U.S. Republican lawmakers met Russia’s foreign minister and parliamentary counterparts in Moscow on Tuesday, expressing hopes that a presidential summit this month will ease tensions.

 While U.S.-Russia ties are “strained,” the two countries have “some common interests around the world that we could hopefully work together on,” Senate Appropriations Chairman Richard Shelby (R-Ala.) told Foreign Minister Sergei Lavrov. “We are competitors, but we don’t necessarily need to be adversaries.”
 The lawmakers’ visit may “symbolize the resumption of relations between our two parliaments,” said Lavrov, who made his welcoming remarks in English. It’s a “very timely” event ahead of the July 16 summit in Helsinki between Russian President Vladimir Putin and his U.S. counterpart Donald Trump, he said.

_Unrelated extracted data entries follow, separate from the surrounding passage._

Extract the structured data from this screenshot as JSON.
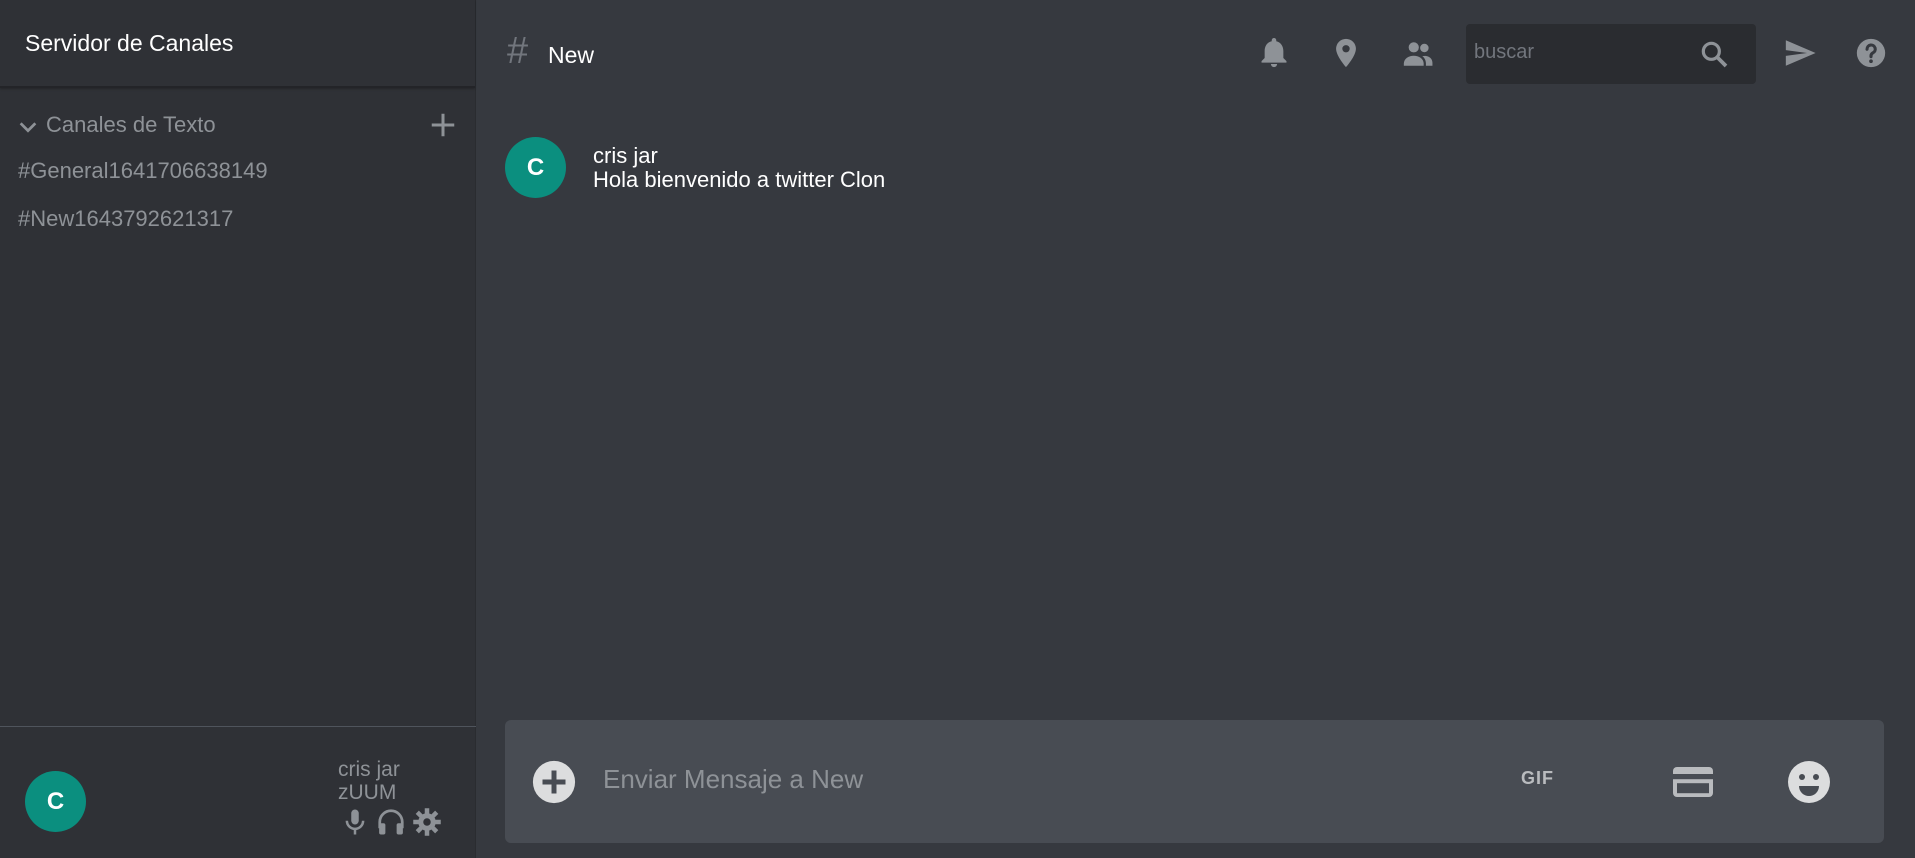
{
  "sidebar": {
    "server_title": "Servidor de Canales",
    "section_label": "Canales de Texto",
    "channels": [
      {
        "label": "#General1641706638149"
      },
      {
        "label": "#New1643792621317"
      }
    ],
    "user": {
      "avatar_letter": "C",
      "name": "cris jar",
      "tag": "zUUM"
    }
  },
  "header": {
    "hash_symbol": "#",
    "channel_name": "New",
    "search": {
      "placeholder": "buscar"
    }
  },
  "messages": [
    {
      "avatar_letter": "C",
      "author": "cris jar",
      "text": "Hola bienvenido a twitter Clon"
    }
  ],
  "composer": {
    "placeholder": "Enviar Mensaje a New",
    "gif_label": "GIF"
  },
  "colors": {
    "sidebar_bg": "#2f3136",
    "main_bg": "#36393f",
    "avatar_bg": "#0b8f7f",
    "icon_gray": "#8e9297",
    "composer_bg": "#484c53"
  },
  "icons": [
    "chevron-down-icon",
    "plus-icon",
    "mic-icon",
    "headphones-icon",
    "gear-icon",
    "bell-icon",
    "pin-icon",
    "people-icon",
    "search-icon",
    "send-icon",
    "help-icon",
    "add-circle-icon",
    "card-icon",
    "emoji-icon"
  ]
}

 The senators and one House member later met the speaker of the Russian lower house of parliament, Vyacheslav Volodin, who said the relationship was “practically at zero,” the Interfax news service reported.

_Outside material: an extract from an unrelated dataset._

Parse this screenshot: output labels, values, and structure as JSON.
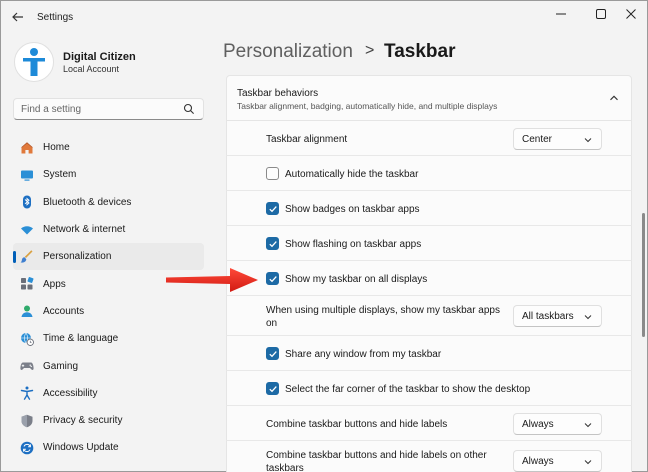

The visit comes as Putin and Trump prepare for their first summit amid heightened tensions between the U.S. and Russia over alleged Kremlin meddling in the 2016 U.S. presidential election, and over the conflicts in Ukraine and Syria. Trump’s repeatedly said he wants to improve ties with Russia. U.S. National Security Adviser John Bolton met with Putin at the Kremlin last week to lay the groundwork for the talks.

Members of the delegation said before the trip that they hoped to speak with the Russian president. Putin has no plans to meet with the group, Kremlin spokesman Dmitry Peskov told reporters on a conference call Tuesday.